La faculté, réunie dans les pièces voisines, demandait à entrer chez la princesse. Elle s’y refusait péremptoirement, et l’inexpérience du prince, trompé par Crofft, l’empêcha de l’exiger. Enfin, elle mit au monde un enfant très bien constitué et mort uniquement de fatigue ; l’épuisement de la mère était extrême. On la remit au lit. Crofft assura qu’elle n’avait besoin que de repos ; il ordonna que tout le monde quittât sa chambre. Une heure après, sa garde l’entendit faiblement appeler :

« Faites venir mon mari, » dit-elle, et elle expira.

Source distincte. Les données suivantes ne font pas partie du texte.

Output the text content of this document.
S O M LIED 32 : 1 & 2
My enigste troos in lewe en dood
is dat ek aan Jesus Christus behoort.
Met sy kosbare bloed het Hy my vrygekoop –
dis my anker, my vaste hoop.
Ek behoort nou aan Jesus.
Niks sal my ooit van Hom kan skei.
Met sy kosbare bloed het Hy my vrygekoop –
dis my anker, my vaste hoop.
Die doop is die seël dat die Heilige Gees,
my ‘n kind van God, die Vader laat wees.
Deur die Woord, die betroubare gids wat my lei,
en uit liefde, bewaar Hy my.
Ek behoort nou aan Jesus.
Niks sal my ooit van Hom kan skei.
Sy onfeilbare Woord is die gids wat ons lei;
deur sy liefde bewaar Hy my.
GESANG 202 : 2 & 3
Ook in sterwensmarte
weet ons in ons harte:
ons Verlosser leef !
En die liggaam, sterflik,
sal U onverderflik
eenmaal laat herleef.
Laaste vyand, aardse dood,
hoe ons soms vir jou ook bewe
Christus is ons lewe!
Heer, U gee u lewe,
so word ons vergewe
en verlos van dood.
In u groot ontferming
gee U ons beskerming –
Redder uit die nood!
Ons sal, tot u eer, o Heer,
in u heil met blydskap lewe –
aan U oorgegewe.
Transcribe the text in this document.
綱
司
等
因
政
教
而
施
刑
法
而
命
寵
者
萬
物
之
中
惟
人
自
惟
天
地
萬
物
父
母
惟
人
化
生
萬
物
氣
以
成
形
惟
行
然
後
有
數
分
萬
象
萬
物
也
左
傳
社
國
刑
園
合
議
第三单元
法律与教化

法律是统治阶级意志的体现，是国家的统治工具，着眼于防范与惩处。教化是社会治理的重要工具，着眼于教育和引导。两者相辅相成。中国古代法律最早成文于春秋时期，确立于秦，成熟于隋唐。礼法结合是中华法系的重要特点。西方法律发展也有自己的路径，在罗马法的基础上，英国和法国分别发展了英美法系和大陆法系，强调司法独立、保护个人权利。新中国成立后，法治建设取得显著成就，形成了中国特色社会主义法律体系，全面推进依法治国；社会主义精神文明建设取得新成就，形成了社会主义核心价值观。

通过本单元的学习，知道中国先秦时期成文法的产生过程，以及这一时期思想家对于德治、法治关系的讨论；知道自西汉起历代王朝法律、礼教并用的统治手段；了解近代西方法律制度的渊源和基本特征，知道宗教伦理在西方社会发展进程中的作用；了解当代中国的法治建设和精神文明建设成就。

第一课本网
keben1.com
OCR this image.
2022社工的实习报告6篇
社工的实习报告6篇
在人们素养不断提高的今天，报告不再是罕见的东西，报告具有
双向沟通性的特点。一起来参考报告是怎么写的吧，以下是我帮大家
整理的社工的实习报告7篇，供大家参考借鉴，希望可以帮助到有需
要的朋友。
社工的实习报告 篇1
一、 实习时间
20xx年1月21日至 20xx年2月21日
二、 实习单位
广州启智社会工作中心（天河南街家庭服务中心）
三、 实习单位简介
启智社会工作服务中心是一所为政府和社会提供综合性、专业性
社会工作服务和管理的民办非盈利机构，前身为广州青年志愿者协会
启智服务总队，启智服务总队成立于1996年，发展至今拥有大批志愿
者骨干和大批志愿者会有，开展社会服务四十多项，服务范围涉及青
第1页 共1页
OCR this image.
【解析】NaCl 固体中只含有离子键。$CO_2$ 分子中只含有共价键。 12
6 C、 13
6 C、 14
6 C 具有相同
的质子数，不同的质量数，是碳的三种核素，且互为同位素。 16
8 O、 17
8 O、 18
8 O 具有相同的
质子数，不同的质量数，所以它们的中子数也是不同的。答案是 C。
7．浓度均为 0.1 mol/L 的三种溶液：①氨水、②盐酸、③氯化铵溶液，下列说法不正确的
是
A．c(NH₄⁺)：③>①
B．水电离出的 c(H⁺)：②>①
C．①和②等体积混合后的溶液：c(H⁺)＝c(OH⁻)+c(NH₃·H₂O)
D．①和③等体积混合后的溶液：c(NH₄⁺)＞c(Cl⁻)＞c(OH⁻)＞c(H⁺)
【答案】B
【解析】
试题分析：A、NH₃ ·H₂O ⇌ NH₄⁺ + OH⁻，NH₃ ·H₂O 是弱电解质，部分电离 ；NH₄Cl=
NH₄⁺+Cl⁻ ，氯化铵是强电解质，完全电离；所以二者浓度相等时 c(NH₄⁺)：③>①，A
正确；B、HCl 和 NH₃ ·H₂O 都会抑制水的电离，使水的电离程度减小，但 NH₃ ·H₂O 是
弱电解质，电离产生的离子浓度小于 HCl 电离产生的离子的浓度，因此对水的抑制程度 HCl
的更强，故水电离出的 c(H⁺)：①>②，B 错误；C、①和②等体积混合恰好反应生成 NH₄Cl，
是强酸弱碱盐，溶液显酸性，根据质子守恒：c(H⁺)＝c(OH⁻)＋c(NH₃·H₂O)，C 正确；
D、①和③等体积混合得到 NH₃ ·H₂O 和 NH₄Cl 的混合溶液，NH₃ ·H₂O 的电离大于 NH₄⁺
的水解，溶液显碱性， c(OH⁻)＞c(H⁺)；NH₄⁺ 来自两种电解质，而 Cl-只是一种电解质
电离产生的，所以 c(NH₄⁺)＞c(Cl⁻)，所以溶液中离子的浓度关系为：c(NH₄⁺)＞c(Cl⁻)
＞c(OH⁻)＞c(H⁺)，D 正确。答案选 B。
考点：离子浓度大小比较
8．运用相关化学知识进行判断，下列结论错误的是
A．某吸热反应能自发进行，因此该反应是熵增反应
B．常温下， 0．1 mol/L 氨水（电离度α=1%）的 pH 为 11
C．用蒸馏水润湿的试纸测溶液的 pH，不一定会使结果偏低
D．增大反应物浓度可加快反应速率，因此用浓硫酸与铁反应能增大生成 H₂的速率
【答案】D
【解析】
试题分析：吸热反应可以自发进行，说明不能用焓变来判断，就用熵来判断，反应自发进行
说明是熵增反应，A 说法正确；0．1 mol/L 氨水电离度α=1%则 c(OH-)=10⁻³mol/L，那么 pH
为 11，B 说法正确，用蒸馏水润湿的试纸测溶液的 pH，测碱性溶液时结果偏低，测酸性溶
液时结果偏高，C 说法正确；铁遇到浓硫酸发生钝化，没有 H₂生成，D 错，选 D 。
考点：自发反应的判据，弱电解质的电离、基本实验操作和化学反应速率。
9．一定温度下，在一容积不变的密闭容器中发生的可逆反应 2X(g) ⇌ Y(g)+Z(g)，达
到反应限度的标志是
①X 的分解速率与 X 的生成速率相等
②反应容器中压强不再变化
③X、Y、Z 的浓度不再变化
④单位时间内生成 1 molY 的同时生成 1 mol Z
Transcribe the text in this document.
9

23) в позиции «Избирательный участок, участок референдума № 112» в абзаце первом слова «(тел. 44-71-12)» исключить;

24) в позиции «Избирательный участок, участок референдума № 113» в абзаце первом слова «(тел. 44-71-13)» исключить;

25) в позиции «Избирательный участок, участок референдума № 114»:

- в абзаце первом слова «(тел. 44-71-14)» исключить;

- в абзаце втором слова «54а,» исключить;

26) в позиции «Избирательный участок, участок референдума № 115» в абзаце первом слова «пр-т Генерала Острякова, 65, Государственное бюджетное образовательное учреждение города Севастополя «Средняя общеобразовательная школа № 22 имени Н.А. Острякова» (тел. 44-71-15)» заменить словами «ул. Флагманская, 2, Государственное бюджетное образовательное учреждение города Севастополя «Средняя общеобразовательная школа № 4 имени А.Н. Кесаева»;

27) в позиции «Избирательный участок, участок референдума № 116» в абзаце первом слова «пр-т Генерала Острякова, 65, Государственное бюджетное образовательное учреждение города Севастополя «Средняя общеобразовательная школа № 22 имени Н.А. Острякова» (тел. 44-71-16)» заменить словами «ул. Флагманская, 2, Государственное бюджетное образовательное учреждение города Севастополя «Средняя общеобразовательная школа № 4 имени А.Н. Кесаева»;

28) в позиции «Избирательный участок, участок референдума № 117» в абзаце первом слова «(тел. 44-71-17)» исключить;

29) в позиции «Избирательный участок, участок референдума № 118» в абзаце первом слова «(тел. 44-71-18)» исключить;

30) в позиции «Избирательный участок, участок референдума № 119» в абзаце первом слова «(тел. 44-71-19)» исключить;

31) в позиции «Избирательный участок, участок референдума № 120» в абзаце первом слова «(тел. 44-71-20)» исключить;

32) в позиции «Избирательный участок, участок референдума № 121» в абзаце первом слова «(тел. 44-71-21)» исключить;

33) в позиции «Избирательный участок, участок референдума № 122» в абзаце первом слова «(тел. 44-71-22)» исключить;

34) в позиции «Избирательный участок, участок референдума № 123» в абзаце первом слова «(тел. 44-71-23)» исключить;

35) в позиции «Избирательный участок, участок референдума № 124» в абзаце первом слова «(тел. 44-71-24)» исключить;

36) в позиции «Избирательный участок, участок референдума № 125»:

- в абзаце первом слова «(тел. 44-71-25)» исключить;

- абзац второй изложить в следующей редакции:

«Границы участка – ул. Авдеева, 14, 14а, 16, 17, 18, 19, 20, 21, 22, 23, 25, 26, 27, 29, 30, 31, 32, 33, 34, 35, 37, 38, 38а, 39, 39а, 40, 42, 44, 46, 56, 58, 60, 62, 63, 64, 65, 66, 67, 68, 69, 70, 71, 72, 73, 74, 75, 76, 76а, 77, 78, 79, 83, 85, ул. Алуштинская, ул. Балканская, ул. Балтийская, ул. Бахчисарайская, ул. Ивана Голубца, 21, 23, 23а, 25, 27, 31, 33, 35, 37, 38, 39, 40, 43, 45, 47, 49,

Le prince, couché sur un sopha dans la pièce voisine, put douter s’il avait reçu son dernier soupir. Sa désolation fut telle qu’on peut le supposer ; il perdait tout.

Je ne sais si, par la suite, le caractère de la princesse Charlotte lui préparait un avenir bien doux ; mais elle était encore sous l’influence d’une passion aussi violente qu’exclusive pour lui, et lui en prodiguait toutes les douceurs avec un charme que ses habitudes un peu farouches rendaient encore plus grand.

Il l’apprivoisait, s’il est permis de se servir de cette expression ; et les soins qu’il lui fallait prendre pour adoucir cette nature sauvage, vaincue par l’amour, devaient, tant qu’ils étaient accompagnés de succès, paraître très piquants. On voyait cependant qu’il lui fallait prendre des précautions pour ne pas l’effaroucher et qu’il craignait que le jeune tigre ne se souvînt qu’il avait des griffes.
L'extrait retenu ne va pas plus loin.